Aujourd'hui il signe The Keyboard Songs, un recueil de morceaux composés aux
claviers, aux textures inédites, aussi aérien qu'intime.
Comment résumer en quelques paragraphes, le travail méticuleux de Nicolas
Laureau, qui a écrit, enregistré et remodelé sur une période de trois ans et demi,
les neuf chansons originales (et la reprise bonus Me and the Devil de Robert
Johnson) qui constituent The Keyboard Songs ?
C'est dans l'idée d'une transformation perpétuelle, que le chanteur et
compositeur a pris le temps de dompter ces dix titres et leur insuffler une vie, se
donnant la contrainte de les écrire au piano et de les produire essentiellement
avec des claviers.
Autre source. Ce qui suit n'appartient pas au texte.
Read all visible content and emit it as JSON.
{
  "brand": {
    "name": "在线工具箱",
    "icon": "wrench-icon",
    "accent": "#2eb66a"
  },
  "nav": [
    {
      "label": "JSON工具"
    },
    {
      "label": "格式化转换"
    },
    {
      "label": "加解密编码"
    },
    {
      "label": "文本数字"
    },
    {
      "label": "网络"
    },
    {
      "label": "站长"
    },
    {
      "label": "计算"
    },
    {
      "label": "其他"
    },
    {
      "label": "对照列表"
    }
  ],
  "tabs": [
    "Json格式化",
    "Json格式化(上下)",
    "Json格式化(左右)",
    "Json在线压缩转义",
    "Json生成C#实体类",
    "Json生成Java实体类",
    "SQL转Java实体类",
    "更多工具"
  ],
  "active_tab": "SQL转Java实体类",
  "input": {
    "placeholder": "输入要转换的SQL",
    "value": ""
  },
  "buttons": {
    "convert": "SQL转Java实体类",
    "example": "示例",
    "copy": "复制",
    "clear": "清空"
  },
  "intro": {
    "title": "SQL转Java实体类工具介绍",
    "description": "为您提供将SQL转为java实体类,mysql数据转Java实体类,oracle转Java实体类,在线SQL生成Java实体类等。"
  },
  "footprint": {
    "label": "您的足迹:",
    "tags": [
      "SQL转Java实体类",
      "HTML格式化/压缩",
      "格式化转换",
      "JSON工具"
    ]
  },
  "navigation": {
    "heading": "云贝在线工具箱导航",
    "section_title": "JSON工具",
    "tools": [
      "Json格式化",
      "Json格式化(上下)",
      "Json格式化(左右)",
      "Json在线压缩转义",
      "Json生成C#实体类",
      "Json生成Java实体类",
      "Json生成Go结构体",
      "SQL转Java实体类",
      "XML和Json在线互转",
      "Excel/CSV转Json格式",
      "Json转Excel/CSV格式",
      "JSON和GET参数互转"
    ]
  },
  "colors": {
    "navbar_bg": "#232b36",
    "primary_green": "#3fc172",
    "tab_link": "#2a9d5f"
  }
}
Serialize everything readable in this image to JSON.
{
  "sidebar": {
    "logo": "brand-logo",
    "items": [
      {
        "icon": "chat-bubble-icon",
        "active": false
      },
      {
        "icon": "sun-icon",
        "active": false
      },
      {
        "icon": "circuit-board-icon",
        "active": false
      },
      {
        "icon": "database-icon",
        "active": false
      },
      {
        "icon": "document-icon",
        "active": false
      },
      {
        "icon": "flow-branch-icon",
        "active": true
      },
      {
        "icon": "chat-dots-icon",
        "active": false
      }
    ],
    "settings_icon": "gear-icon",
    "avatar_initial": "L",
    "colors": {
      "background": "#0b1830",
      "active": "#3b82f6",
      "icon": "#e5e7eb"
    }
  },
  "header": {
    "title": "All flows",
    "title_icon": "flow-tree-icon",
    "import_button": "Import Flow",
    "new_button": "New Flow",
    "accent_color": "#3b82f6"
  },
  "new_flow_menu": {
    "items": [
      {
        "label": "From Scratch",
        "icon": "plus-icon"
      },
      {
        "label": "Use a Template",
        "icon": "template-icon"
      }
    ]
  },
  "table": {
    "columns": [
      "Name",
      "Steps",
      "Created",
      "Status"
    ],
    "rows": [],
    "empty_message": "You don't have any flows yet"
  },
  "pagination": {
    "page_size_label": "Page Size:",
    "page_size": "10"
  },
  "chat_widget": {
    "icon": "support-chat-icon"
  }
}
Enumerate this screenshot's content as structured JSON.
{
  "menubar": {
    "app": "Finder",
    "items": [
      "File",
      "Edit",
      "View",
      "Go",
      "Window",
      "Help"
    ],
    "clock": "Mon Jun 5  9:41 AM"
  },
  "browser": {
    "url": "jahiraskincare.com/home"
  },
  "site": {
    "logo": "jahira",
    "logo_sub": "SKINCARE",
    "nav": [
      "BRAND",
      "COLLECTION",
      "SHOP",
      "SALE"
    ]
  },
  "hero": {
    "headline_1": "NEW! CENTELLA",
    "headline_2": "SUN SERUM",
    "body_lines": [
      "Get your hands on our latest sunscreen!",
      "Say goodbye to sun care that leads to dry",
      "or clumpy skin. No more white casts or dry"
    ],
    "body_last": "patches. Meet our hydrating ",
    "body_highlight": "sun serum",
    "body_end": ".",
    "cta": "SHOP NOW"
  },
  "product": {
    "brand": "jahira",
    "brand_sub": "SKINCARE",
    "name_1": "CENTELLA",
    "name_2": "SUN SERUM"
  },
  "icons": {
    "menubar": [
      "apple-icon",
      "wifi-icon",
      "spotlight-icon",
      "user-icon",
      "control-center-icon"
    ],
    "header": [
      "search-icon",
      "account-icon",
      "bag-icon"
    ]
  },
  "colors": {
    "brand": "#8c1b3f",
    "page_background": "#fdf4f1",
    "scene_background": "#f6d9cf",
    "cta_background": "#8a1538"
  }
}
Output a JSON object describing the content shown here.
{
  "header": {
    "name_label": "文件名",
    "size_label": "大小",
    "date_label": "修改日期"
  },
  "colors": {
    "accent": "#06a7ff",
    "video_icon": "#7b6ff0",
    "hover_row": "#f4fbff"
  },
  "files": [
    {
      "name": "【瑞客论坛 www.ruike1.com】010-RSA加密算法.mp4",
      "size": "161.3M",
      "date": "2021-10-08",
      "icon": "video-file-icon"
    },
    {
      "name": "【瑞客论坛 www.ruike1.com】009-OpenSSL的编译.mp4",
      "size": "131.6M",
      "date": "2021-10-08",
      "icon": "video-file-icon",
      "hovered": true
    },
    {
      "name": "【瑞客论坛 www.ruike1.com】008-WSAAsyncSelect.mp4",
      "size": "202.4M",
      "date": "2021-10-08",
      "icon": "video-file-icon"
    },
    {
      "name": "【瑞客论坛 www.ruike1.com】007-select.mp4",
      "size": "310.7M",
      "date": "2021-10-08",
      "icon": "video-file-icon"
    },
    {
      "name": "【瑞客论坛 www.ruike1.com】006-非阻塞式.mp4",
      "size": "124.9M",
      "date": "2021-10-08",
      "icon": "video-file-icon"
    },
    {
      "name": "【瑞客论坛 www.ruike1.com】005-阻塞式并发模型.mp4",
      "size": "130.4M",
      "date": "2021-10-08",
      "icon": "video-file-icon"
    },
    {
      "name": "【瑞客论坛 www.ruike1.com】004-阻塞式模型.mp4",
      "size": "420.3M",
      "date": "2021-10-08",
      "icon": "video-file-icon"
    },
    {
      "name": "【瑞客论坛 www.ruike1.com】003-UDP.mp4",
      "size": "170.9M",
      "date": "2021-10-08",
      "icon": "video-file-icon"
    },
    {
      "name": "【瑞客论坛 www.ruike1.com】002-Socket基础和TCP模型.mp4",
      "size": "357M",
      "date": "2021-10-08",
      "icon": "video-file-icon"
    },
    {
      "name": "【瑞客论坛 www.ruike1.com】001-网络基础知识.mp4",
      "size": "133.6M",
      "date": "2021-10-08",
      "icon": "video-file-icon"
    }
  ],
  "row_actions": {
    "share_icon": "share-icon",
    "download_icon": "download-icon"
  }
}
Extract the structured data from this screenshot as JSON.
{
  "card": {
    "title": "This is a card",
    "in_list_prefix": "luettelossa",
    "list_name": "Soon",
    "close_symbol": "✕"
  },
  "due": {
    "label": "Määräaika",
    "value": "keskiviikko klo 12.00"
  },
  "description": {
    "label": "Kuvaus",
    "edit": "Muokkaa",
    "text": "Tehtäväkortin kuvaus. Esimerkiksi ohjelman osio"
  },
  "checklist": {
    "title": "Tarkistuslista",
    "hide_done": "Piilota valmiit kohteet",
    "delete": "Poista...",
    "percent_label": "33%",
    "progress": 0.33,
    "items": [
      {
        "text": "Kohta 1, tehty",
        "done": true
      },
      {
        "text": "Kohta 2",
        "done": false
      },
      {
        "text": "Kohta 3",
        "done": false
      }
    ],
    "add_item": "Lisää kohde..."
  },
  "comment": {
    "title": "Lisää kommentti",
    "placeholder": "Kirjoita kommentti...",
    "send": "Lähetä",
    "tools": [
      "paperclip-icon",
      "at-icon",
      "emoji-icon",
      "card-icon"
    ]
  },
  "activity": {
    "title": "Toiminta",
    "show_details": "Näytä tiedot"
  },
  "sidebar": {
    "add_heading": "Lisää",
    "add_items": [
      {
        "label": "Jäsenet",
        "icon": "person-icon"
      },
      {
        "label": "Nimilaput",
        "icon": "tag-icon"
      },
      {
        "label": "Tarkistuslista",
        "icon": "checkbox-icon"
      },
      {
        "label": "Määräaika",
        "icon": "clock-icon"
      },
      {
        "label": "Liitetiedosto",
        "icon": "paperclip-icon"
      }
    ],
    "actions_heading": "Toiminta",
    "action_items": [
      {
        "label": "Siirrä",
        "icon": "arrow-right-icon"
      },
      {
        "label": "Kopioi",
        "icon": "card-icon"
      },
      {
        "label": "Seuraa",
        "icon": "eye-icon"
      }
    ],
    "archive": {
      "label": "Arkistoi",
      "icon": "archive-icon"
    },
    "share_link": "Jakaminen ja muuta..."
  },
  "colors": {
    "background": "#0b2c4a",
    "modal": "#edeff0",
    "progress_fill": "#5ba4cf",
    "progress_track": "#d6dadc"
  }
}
Le piano Pleyel souvent central, se laisse seconder par des
claviers analogiques vintages, le Logan String ou autre Korg preset qui oscillent
lentement. Par ailleurs, un album marquant - le solaire Pink Renaissance de
NLF3 - a vu le jour depuis l'enregistrement des maquettes de ces Keyboard
Songs et Nicolas a pris le temps de se consacrer à cette histoire en bande ainsi
qu'aux vingt ans de son label, Prohibited Records.